2 de Noviembre: San Juan de la Cruz, confesor
(✞ 1591)
San Juan de la Cruz, insigne maestro de la vida espiritual, y gran ornamento de la reforma de la Orden carmelitana, nació en Fontíveros, villa del obispado de Ávila, y antes que naciese, fue ofrecido por su madre a la Virgen Santísima.
Quedando el santo niño huérfano de padre, el administrador del Hospital de Medicina del Campo se lo pidió a su madre, para que sirviese a los pobres, ofreciéndole darle alimentos, estudios y una capellanía.

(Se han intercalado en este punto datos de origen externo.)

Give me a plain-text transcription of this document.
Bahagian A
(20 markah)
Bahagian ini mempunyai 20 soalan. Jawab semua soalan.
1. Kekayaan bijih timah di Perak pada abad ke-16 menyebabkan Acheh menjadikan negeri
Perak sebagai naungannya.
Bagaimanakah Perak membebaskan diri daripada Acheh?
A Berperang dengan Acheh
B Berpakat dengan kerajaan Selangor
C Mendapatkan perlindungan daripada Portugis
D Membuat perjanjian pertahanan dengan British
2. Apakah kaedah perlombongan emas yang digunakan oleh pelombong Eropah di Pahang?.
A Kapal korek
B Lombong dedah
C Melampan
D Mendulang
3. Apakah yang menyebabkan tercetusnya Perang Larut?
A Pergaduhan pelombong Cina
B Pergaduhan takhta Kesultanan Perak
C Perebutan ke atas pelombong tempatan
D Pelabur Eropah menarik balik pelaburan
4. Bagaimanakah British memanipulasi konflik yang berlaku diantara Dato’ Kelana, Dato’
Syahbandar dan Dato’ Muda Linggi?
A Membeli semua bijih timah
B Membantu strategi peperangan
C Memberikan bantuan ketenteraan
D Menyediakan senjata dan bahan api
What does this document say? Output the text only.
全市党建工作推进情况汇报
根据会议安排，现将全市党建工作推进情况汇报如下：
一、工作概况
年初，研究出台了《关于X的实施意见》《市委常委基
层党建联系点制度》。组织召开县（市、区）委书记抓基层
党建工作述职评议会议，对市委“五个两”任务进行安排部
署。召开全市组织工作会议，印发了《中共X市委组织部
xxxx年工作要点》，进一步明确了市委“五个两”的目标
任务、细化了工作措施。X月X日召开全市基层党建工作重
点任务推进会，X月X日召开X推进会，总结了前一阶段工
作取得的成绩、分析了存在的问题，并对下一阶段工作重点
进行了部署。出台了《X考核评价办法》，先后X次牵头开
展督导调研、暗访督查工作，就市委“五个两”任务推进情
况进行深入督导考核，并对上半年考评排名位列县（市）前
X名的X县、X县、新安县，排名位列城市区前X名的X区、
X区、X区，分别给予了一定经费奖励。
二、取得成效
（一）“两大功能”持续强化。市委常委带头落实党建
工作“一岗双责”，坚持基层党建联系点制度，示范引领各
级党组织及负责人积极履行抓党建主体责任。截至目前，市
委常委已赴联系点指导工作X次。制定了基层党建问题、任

Era Juan de doce años cuando comenzó a servir en el Hospital; y al mismo tiempo, estudió gramática, retórica y filosofía, en las que salió muy aventajado.
En esos momentos fundaron los Religiosos carmelitas un convento en Medina, en el cual el santo mancebo tomó el sagrado hábito, y resplandeció señaladamente en el espíritu de la oración, en la pobreza y aspereza de vida.
Adelantó su penitencia con extraños rigores; el jubón de esparto le parecía suave, las disciplinas no le satisfacían si no las teñía con sangre, tenía los cilicios por blandos si no taladraban sus miembros, su cama era un rincón del coro con una piedra por almohada.
Le mandaron a Salamanca a estudiar teología, y habiendo sido ordenado como sacerdote, quiso pasara la Cartuja para llevar una vida más austera; pero el Señor que le llamaba para una gran obra a su servicio, le inspiró la reforma de su sagrada Orden, que, por aquellos tiempos, ya había comenzado Santa Teresa de Jesús, una de sus Religiosas carmelitas.
El primer convento reformado fue el de Duruelo, pobrísimo, estrecho, lleno de cruces y calaveras, donde el santo, por parecerse hasta en el nombre a su Redentor crucificado, mudó el nombre de Matías, por el de Juan de la Cruz.
Allí fue probado por el Señor con durísima sequedad y oscuridad del espíritu, cuyo estado describe admirablemente en su libro titulado Noche Obscura; más, pasada la terrible prueba, fue regalado por Dios con tan inefables comunicaciones del Cielo y sublimes arrobamientos, que no parecía sino un serafín en cuerpo humano.
Hablando un día con Santa Teresa en el locutorio sobre el misterio de la Santísima Trinidad, la santa quedó arrobada; y el santo, juntamente con la silla en la cual estaba sentado, se levantó por el aire hasta el techo de la pieza.
Vencidas las gravísimas dificultades, fundó numerosos conventos, que gobernó santísimamente, en los cuales florecía la santidad de la primera Regla.
Queriendo el Señor llevarle para sí, le envió una enfermedad dolorosísima, que se mostró en cinco apostemas en forma de cruz, y llegada la hora de su dichoso tránsito, lo rodeó un globo grande de luz como de fuego resplandeciente, cuya claridad ofuscaba la de las veinte luces que ardían en el altar de su celda, sintiéndose por todo el convento una celestial fragancia.
Reflexión:
¡Dichosa el alma que, a imitación del esclarecido confesor de Cristo, Juan de la Cruz, se esfuerza en renunciar a todo lo que parece florecer a la sombra de esta vida! El que se deja dominar por el amor engañoso de este mundo, pierde infaliblemente las dulzuras de la felicidad verdadera. Mientras exista en nuestro corazón alguna afición desordenada por las cosas creadas, no alcanzaremos la abnegación necesaria para llegar ala santidad, a la plenitud de la dicha, al descanso del espíritu.
Oración:
Oh Dios, que hiciste al bienaventurado Juan, tu confesor, uno de los mayores amantes de la cruz, y de la perfecta abnegación de sí mismo, concédenos que, imitándole sin cesar, consigamos como él, la gloria eterna. Por Jesucristo, nuestro Señor. Amén.